Chaque année, plusieurs centaines d’attaques de pirates frappent les navires naviguant dans cette zone de 4 millions de km², plus étendue que l’Europe continentale. La piraterie sévissant dans la zone aurait coûté quelque sept milliards de dollars en 2011 : il s’agit dès lors d’un fléau tant pour le commerce international que pour les aides humanitaires destinées à la Somalie.
Sécurité, reconstruction, justice
Suite à la recrudescence de la piraterie dans cette région, le Conseil de sécurité des Nations unies autorisa le déploiement de forces armées ayant pour but de maintenir la paix et la sécurité dans la région . La décision de mettre en œuvre une opération militaire européenne au large de la Corne de l’Afrique fut prise par le Conseil de l’Union le 10 novembre 2008. Le 8 décembre, Atalante était née et ne devait initialement durer que douze mois.
La force militaire liée à Atalante (EU NAVFOR) poursuit trois objectifs : protéger les navires du programme alimentaire mondial à destination de la Somalie ; défendre les autres navires en situation de vulnérabilité dans cette zone ; dissuader, prévenir et réprimer les actes liés à la piraterie. Cette force réunit une dizaine d’Etats sous la direction stratégique d’un « comité politique et de sécurité » et sous la conduite du comité militaire de l’Union européenne. Les succès initiaux de l’opération, mais également les exigences d’une mission de maintien de la paix et de la sécurité, amenèrent les dirigeants européens à en renouveler les effets dans le temps de la mission, le 15 juin 2009 puis le 23 mars 2012. Tandis que le mandat initial de la mission EU NAVFOR ne comprenait que l’escorte de navires et la prévention des actes de piraterie, la mission européenne dispose désormais de la possibilité d’attaquer des bases de pirates au sol.
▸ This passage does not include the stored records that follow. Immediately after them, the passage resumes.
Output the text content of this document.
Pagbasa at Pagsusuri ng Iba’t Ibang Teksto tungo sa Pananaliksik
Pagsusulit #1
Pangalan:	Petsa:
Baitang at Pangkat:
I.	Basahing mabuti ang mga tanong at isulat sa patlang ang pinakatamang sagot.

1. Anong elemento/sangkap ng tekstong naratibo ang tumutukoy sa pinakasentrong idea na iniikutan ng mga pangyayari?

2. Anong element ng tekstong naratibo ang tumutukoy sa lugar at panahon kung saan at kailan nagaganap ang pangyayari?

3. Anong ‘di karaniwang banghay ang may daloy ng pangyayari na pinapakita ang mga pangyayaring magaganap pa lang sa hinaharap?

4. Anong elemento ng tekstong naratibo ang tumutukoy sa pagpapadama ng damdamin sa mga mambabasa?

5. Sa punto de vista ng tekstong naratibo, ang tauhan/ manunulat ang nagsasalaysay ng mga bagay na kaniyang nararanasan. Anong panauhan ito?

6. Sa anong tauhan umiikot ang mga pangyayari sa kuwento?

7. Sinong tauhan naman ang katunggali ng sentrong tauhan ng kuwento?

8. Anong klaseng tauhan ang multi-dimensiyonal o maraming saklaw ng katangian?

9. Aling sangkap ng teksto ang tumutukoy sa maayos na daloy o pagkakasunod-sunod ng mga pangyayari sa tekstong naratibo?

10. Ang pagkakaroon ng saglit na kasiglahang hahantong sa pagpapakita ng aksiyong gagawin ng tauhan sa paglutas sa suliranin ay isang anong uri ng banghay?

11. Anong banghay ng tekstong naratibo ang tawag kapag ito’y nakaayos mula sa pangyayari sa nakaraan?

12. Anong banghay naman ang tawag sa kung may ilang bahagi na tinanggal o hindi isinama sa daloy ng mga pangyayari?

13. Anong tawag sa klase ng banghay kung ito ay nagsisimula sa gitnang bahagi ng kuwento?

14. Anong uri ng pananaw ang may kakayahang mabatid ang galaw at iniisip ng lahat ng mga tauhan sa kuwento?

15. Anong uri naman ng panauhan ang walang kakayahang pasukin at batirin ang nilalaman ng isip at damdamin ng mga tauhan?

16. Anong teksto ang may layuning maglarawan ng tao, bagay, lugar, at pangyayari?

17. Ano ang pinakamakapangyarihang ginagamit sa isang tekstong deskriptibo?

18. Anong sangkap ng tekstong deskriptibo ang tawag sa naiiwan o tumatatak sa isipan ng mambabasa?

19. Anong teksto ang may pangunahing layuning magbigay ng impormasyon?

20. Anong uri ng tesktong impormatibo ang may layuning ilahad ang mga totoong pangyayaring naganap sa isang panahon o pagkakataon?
Depuis 2008, une vingtaine de bâtiments et d’aéronefs sont déployés dans la région, représentant un peu plus de 1 800 militaires. Cette force est certes faible au regard de l’immense zone maritime couverte par l’opération et des moyens financiers impliqués, et elle ne saurait résoudre à elle seule un phénomène pirate de grande ampleur. Néanmoins, une telle opération de mutualisation des forces armées européennes sous un commandement intégré aurait été parfaitement inenvisageable il y a quelques décennies et constitue un progrès indéniable dans la politique de défense européenne.
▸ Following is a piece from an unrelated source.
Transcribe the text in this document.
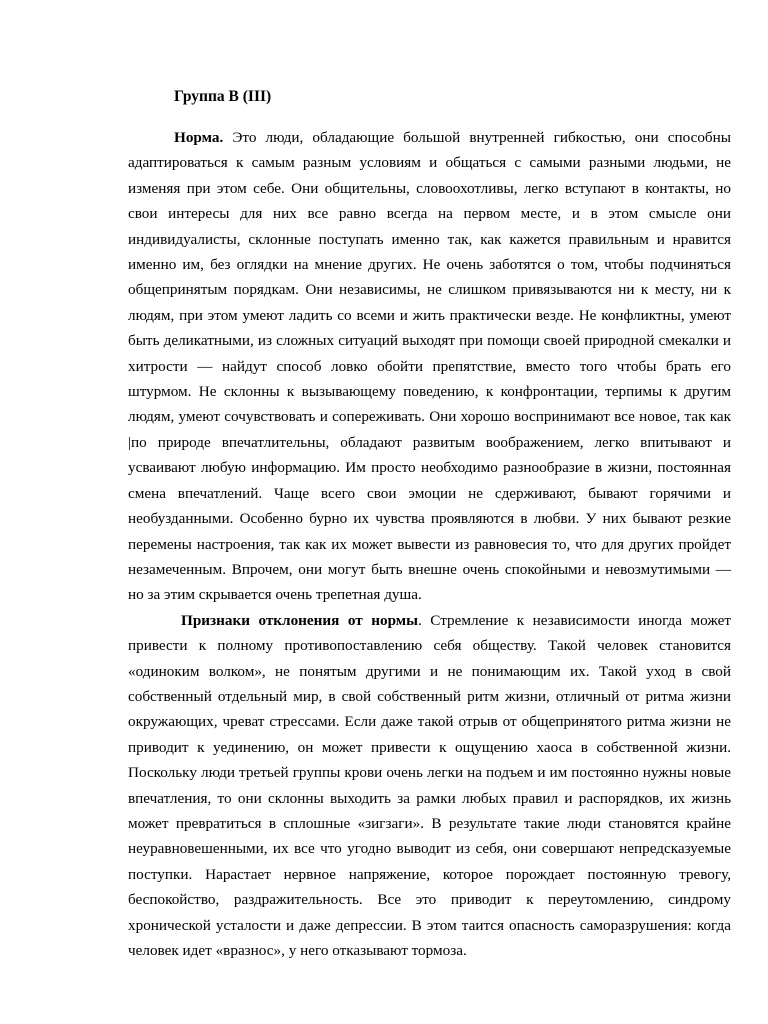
Группа В (III)

Норма. Это люди, обладающие большой внутренней гибкостью, они способны адаптироваться к самым разным условиям и общаться с самыми разными людьми, не изменяя при этом себе. Они общительны, словоохотливы, легко вступают в контакты, но свои интересы для них все равно всегда на первом месте, и в этом смысле они индивидуалисты, склонные поступать именно так, как кажется правильным и нравится именно им, без оглядки на мнение других. Не очень заботятся о том, чтобы подчиняться общепринятым порядкам. Они независимы, не слишком привязываются ни к месту, ни к людям, при этом умеют ладить со всеми и жить практически везде. Не конфликтны, умеют быть деликатными, из сложных ситуаций выходят при помощи своей природной смекалки и хитрости — найдут способ ловко обойти препятствие, вместо того чтобы брать его штурмом. Не склонны к вызывающему поведению, к конфронтации, терпимы к другим людям, умеют сочувствовать и сопереживать. Они хорошо воспринимают все новое, так как |по природе впечатлительны, обладают развитым воображением, легко впитывают и усваивают любую информацию. Им просто необходимо разнообразие в жизни, постоянная смена впечатлений. Чаще всего свои эмоции не сдерживают, бывают горячими и необузданными. Особенно бурно их чувства проявляются в любви. У них бывают резкие перемены настроения, так как их может вывести из равновесия то, что для других пройдет незамеченным. Впрочем, они могут быть внешне очень спокойными и невозмутимыми — но за этим скрывается очень трепетная душа.

Признаки отклонения от нормы. Стремление к независимости иногда может привести к полному противопоставлению себя обществу. Такой человек становится «одиноким волком», не понятым другими и не понимающим их. Такой уход в свой собственный отдельный мир, в свой собственный ритм жизни, отличный от ритма жизни окружающих, чреват стрессами. Если даже такой отрыв от общепринятого ритма жизни не приводит к уединению, он может привести к ощущению хаоса в собственной жизни. Поскольку люди третьей группы крови очень легки на подъем и им постоянно нужны новые впечатления, то они склонны выходить за рамки любых правил и распорядков, их жизнь может превратиться в сплошные «зигзаги». В результате такие люди становятся крайне неуравновешенными, их все что угодно выводит из себя, они совершают непредсказуемые поступки. Нарастает нервное напряжение, которое порождает постоянную тревогу, беспокойство, раздражительность. Все это приводит к переутомлению, синдрому хронической усталости и даже депрессии. В этом таится опасность саморазрушения: когда человек идет «вразнос», у него отказывают тормоза.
Le succès incontestable d’une mutualisation des capacités militaires
Ce type d’opération permet aux Etats européens de constituer une force unie sur un théâtre d’opération extérieur, malgré des difficultés économiques et des restrictions matérielles qu’ils ne pourraient surmonter individuellement. La France, première puissance militaire d’Europe avec le Royaume-Uni, a ainsi mis à disposition de l’opération une seule frégate et un unique avion de patrouille militaire ; ses bases de Djibouti fournissent un soutien logistique appréciable, notamment dans le golfe d’Aden. Sans que les moyens budgétaires investis par l’Etat français soient considérables et pèsent trop lourdement sur ses finances publiques, sa contribution individuelle permet d’accroître la force de frappe de l’EU NAVFOR.
Sur un plan strictement institutionnel, l’opération Atalante a été réalisée en collaboration avec la force de l’OTAN également présente dans la région, ainsi qu’avec les forces militaires russes, indiennes, japonaises et chinoises. Les experts s’accordent à affirmer qu’il s’agit d’une coordination réussie, les forces armées en présence ayant su agir en complémentarité et non en concurrence. Sur le plan organisationnel, la force EU NAVFOR a assuré la quasi-totalité des escortes des convois du programme alimentaire mondial.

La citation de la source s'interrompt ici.